Another thing this can lead to is people trying to fill a gap in their life. Social psychologist Dr. Ruth Sims states that if people feel as though they are missing a connection in their life or are misunderstood in daily life, they may turn to celebrities and their fandoms for comfort. However, identifying with a person who is out of reach or portrayed as perfect only gives temporary happiness. It does not give actual support or a way to build a lasting connection to fill this emotional gap. 

Some people argue that loving a celebrity inspires creativity, especially with the rise in popularity of fanart, fanfiction, music, and other works based on that celebrity. However, it is completely possible for these kinds of artistic works to be made while also being cautious not to cross the line into obsession. For example, drawing Taylor Swift would be a respectful way to show that you like her, in contrast to constantly creating works either for or about her that may overstep her boundaries and make her uncomfortable. Obsession allows people to follow these sorts of desires without regarding any boundaries a celebrity may have. 

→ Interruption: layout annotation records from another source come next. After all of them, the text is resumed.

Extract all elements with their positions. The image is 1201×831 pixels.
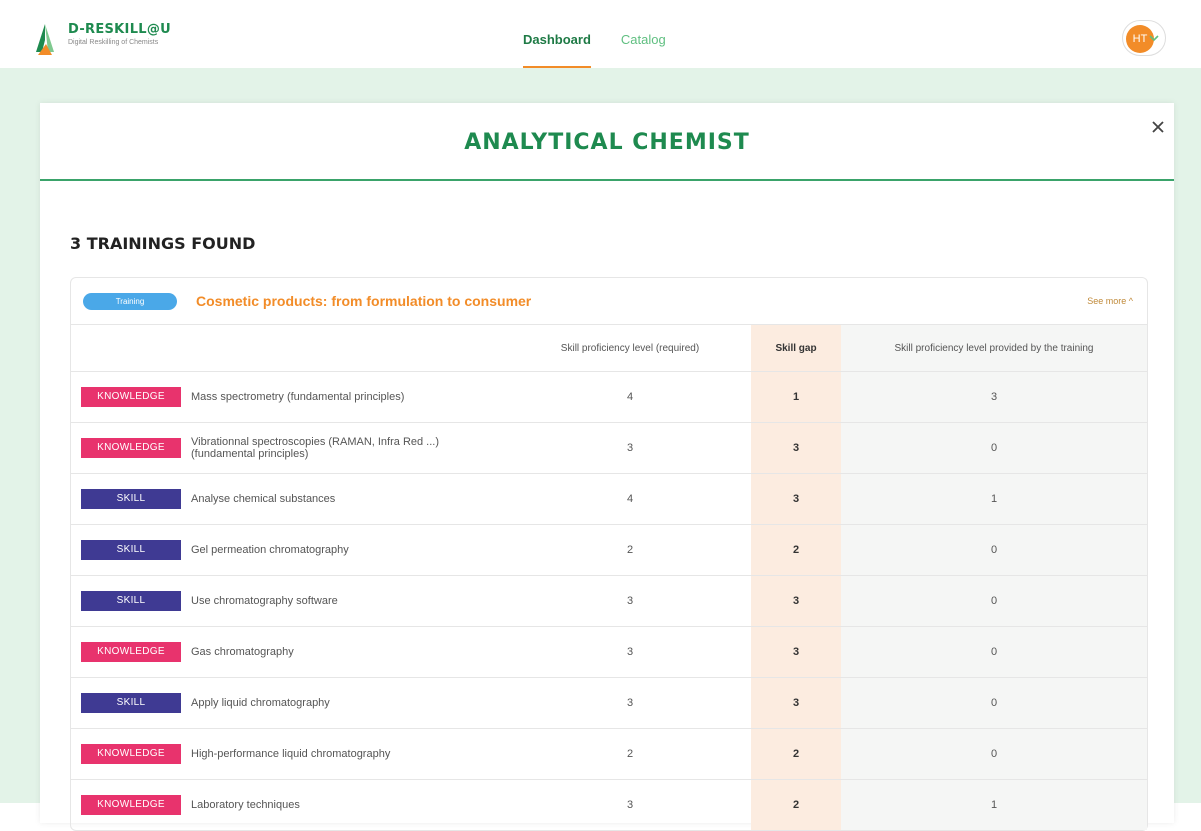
required-level: 3: [509, 677, 751, 729]
skill-type-badge: KNOWLEDGE: [81, 642, 181, 662]
provided-level: 0: [841, 677, 1147, 729]
table-row: SKILL Use chromatography software 3 3 0: [71, 575, 1147, 627]
skill-gap-value: 2: [751, 728, 841, 780]
table-row: KNOWLEDGE Mass spectrometry (fundamental …: [71, 371, 1147, 423]
skill-name: High-performance liquid chromatography: [191, 748, 391, 760]
brand-subtitle: Digital Reskilling of Chemists: [68, 39, 159, 46]
provided-level: 0: [841, 575, 1147, 627]
skill-name: Use chromatography software: [191, 595, 338, 607]
modal-header: ANALYTICAL CHEMIST: [40, 103, 1174, 181]
skill-type-badge: SKILL: [81, 540, 181, 560]
required-level: 4: [509, 371, 751, 423]
required-level: 3: [509, 626, 751, 678]
required-level: 3: [509, 779, 751, 830]
skill-name: Gas chromatography: [191, 646, 294, 658]
training-card: Training Cosmetic products: from formula…: [70, 277, 1148, 831]
skill-cell: SKILL Use chromatography software: [71, 575, 509, 627]
table-header-row: Skill proficiency level (required) Skill…: [71, 325, 1147, 372]
main-nav: Dashboard Catalog: [523, 0, 696, 68]
col-skill-gap: Skill gap: [751, 325, 841, 372]
provided-level: 0: [841, 728, 1147, 780]
training-title: Cosmetic products: from formulation to c…: [196, 293, 532, 309]
top-navigation: D-RESKILL@U Digital Reskilling of Chemis…: [0, 0, 1201, 68]
provided-level: 3: [841, 371, 1147, 423]
provided-level: 0: [841, 626, 1147, 678]
provided-level: 0: [841, 422, 1147, 474]
skill-gap-value: 3: [751, 677, 841, 729]
required-level: 3: [509, 422, 751, 474]
table-row: KNOWLEDGE Vibrationnal spectroscopies (RA…: [71, 422, 1147, 474]
skill-type-badge: KNOWLEDGE: [81, 387, 181, 407]
skill-cell: SKILL Analyse chemical substances: [71, 473, 509, 525]
skill-cell: KNOWLEDGE Mass spectrometry (fundamental …: [71, 371, 509, 423]
trainings-found-heading: 3 TRAININGS FOUND: [70, 234, 256, 253]
skill-type-badge: SKILL: [81, 591, 181, 611]
skill-gap-value: 2: [751, 779, 841, 830]
user-menu[interactable]: HT: [1122, 20, 1166, 56]
brand-logo[interactable]: D-RESKILL@U Digital Reskilling of Chemis…: [32, 22, 171, 56]
skill-name: Mass spectrometry (fundamental principle…: [191, 391, 405, 403]
skill-name: Apply liquid chromatography: [191, 697, 330, 709]
provided-level: 1: [841, 473, 1147, 525]
table-row: SKILL Apply liquid chromatography 3 3 0: [71, 677, 1147, 729]
close-icon[interactable]: [1148, 117, 1168, 137]
skill-name: Vibrationnal spectroscopies (RAMAN, Infr…: [191, 436, 440, 460]
nav-dashboard[interactable]: Dashboard: [523, 0, 591, 68]
skill-cell: KNOWLEDGE Laboratory techniques: [71, 779, 509, 830]
skill-type-badge: KNOWLEDGE: [81, 438, 181, 458]
brand-title: D-RESKILL@U: [68, 22, 172, 37]
skill-gap-value: 3: [751, 575, 841, 627]
skill-type-badge: SKILL: [81, 489, 181, 509]
see-more-toggle[interactable]: See more ^: [1087, 296, 1133, 306]
chevron-down-icon: [1149, 35, 1159, 42]
skill-cell: KNOWLEDGE High-performance liquid chromat…: [71, 728, 509, 780]
skill-name: Laboratory techniques: [191, 799, 300, 811]
nav-catalog[interactable]: Catalog: [621, 0, 666, 68]
skill-type-badge: KNOWLEDGE: [81, 795, 181, 815]
training-header[interactable]: Training Cosmetic products: from formula…: [71, 278, 1147, 325]
skill-gap-value: 1: [751, 371, 841, 423]
col-skill: [71, 325, 509, 372]
provided-level: 0: [841, 524, 1147, 576]
skill-cell: SKILL Gel permeation chromatography: [71, 524, 509, 576]
training-badge: Training: [83, 293, 177, 310]
skill-cell: SKILL Apply liquid chromatography: [71, 677, 509, 729]
table-row: KNOWLEDGE Laboratory techniques 3 2 1: [71, 779, 1147, 830]
required-level: 2: [509, 728, 751, 780]
skill-cell: KNOWLEDGE Gas chromatography: [71, 626, 509, 678]
table-row: SKILL Gel permeation chromatography 2 2 0: [71, 524, 1147, 576]
table-row: KNOWLEDGE Gas chromatography 3 3 0: [71, 626, 1147, 678]
skill-name: Analyse chemical substances: [191, 493, 336, 505]
required-level: 3: [509, 575, 751, 627]
col-provided: Skill proficiency level provided by the …: [841, 325, 1147, 372]
skill-gap-value: 2: [751, 524, 841, 576]
job-modal: ANALYTICAL CHEMIST 3 TRAININGS FOUND Tra…: [40, 103, 1174, 831]
skill-gap-value: 3: [751, 473, 841, 525]
skill-cell: KNOWLEDGE Vibrationnal spectroscopies (RA…: [71, 422, 509, 474]
flask-logo-icon: [36, 24, 54, 55]
see-more-label: See more: [1087, 296, 1127, 306]
modal-title: ANALYTICAL CHEMIST: [464, 130, 750, 155]
skill-gap-value: 3: [751, 422, 841, 474]
skills-table: Skill proficiency level (required) Skill…: [71, 325, 1147, 830]
skill-type-badge: SKILL: [81, 693, 181, 713]
table-row: KNOWLEDGE High-performance liquid chromat…: [71, 728, 1147, 780]
chevron-up-icon: ^: [1128, 296, 1133, 306]
required-level: 4: [509, 473, 751, 525]
required-level: 2: [509, 524, 751, 576]
skill-name: Gel permeation chromatography: [191, 544, 349, 556]
provided-level: 1: [841, 779, 1147, 830]
table-row: SKILL Analyse chemical substances 4 3 1: [71, 473, 1147, 525]
skill-gap-value: 3: [751, 626, 841, 678]
col-required: Skill proficiency level (required): [560, 342, 700, 354]
skill-type-badge: KNOWLEDGE: [81, 744, 181, 764]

Another justification people give is that a celebrity fandom can give people a community to belong to. While this is true, it can also be incredibly harmful. Dr. Sims says that finding people “like us” can give a fan community a sense of belonging, but also creates “in-group bias”. People who identify solely with this main community can cut themselves off from others in their lives, and start to believe that everyone else is wrong or disrespecting the source of their adoration if they don’t support the fandom culture. On the other hand, being part of this “in-group” can create conflict and ostracization if someone in the group doesn’t share the same opinion as the rest. Fandoms have the potential to be both supportive and toxic. 

With this wave of celebrity worship in society comes unhealthy obsessions that harm us more than they help. Though loving a celebrity can inspire fans creatively and establish a united community, these experiences can and should be enjoyed in moderation.